Key skills and vocabulary from prior year groups will be revisited in preparation for the introduction of new vocabulary, knowledge and skills. For example, in Year 1, children learn how to add text and images which will need to be reactivated with a short activity before moving on to eBook creation in Year 2.
Children will engage in a range of units and lessons, which will involve the children researching, coding, problem solving, typing, and designing. These lessons will occur using a variety of different forms of technology such as, iPads, laptops, desktops, green screens, Microbits etc. throughout the computing curriculum there will be opportunities to complete unplugged activities before the transfer the skills to technology.
Lessons always start with the vocabulary needed during the unit/lesson, ensuring children have a clear understanding of the meaning of each work and can use them confidently.
During these sessions, children will follow a highly modelled structure. All children will produce similar pieces of work. This allows children to practise these new skills and extend previously learned skills.
Once children are introduced to these new concepts, it is important that children get more creative freedom to try to apply what they have learned. This is where children will debug, problem solve and develop their computational thinking. Children may experiment with using these skills in different ways, altering the skills taught. These mini projects may not be completed, but instead are used as a form a experimentation.
Children draw on the skills they have acquired during the unit to produce a piece of work based on a theme given. For example, in year 3, they look at infographics. Children could be free to produce their own infographic based on ‘Animals Including Humans’ science unit. This allows children some freedom in content but also allowing opportunities for cross-curricular learning.
Children will not only evaluate the effectiveness and appropriateness of their final project but also test it out where appropriate. For example, in Year 3, where children are creating a digital game in Kodu, the target audience can experience the game and provide feedback. There will be a range of teacher, self and peer assessment to evaluate the success of the project, and how this project could be improved further.
How children work
Children will work in groups, pairs and independently during the units. Children will start working in groups or pairs to promote discussion to support vocabulary use and problem solving.

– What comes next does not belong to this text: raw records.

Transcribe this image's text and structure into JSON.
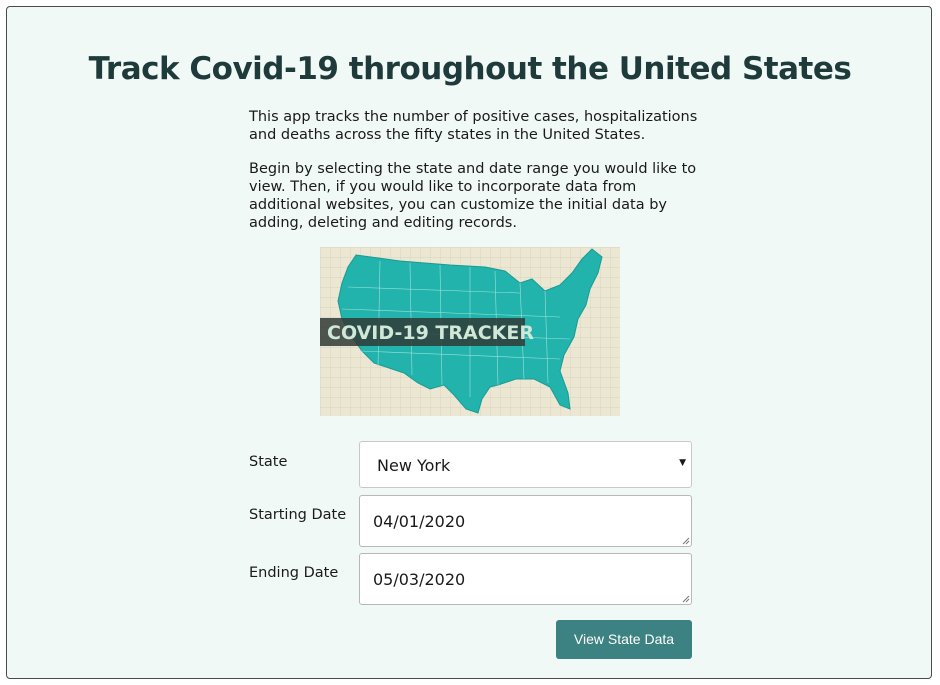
{
  "page": {
    "title": "Track Covid-19 throughout the United States",
    "intro_paragraphs": [
      "This app tracks the number of positive cases, hospitalizations and deaths across the fifty states in the United States.",
      "Begin by selecting the state and date range you would like to view. Then, if you would like to incorporate data from additional websites, you can customize the initial data by adding, deleting and editing records."
    ]
  },
  "banner": {
    "text": "COVID-19 TRACKER",
    "map_color": "#22b3ad",
    "paper_color": "#ece7d3"
  },
  "form": {
    "state_label": "State",
    "state_value": "New York",
    "start_label": "Starting Date",
    "start_value": "04/01/2020",
    "end_label": "Ending Date",
    "end_value": "05/03/2020",
    "submit_label": "View State Data"
  },
  "colors": {
    "background": "#f1f9f7",
    "title": "#1e3a3a",
    "button": "#3d8282"
  }
}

As children become more confident, they work independently for their innovation piece if appropriate. These innovation pieces sometimes require group work such as the VR unit in year 6 where there are multiple jobs involved to produce the final project.
Support for pupils with SEND
At the beginning of each unit of work, key pieces of knowledge for the unit are selected and work takes place to ensure that pupils with SEND are retaining and building on this. In addition, scaffolding ensures that pupils can meet the same learning objective as their peers.
Where possible, we provide opportunities within other curriculum areas to apply the skills learned in computing lessons. This provides further practise of these skills as well as an opportunity to further innovate taught skills to become confident, efficient digital citizens.
We believe engagement with computing builds resilience, confidence, and creativity to allow children to be effective, safe computational thinkers. It promotes building on mistakes, computational thinking as well as providing alternative ways to present/find knowledge in all areas of learning. We want the children at Broseley C of E to be very enthusiastic and proud of their computing development and be always keen to share their learning.
The intended impact of the Computing Curriculum is that children are excited, confident, and motivated to reflect and debug their mistakes resulting in them becoming more effective problem solvers. They are critical of their creations to strive to improve what they have created as well as notice the brilliant work they have already done.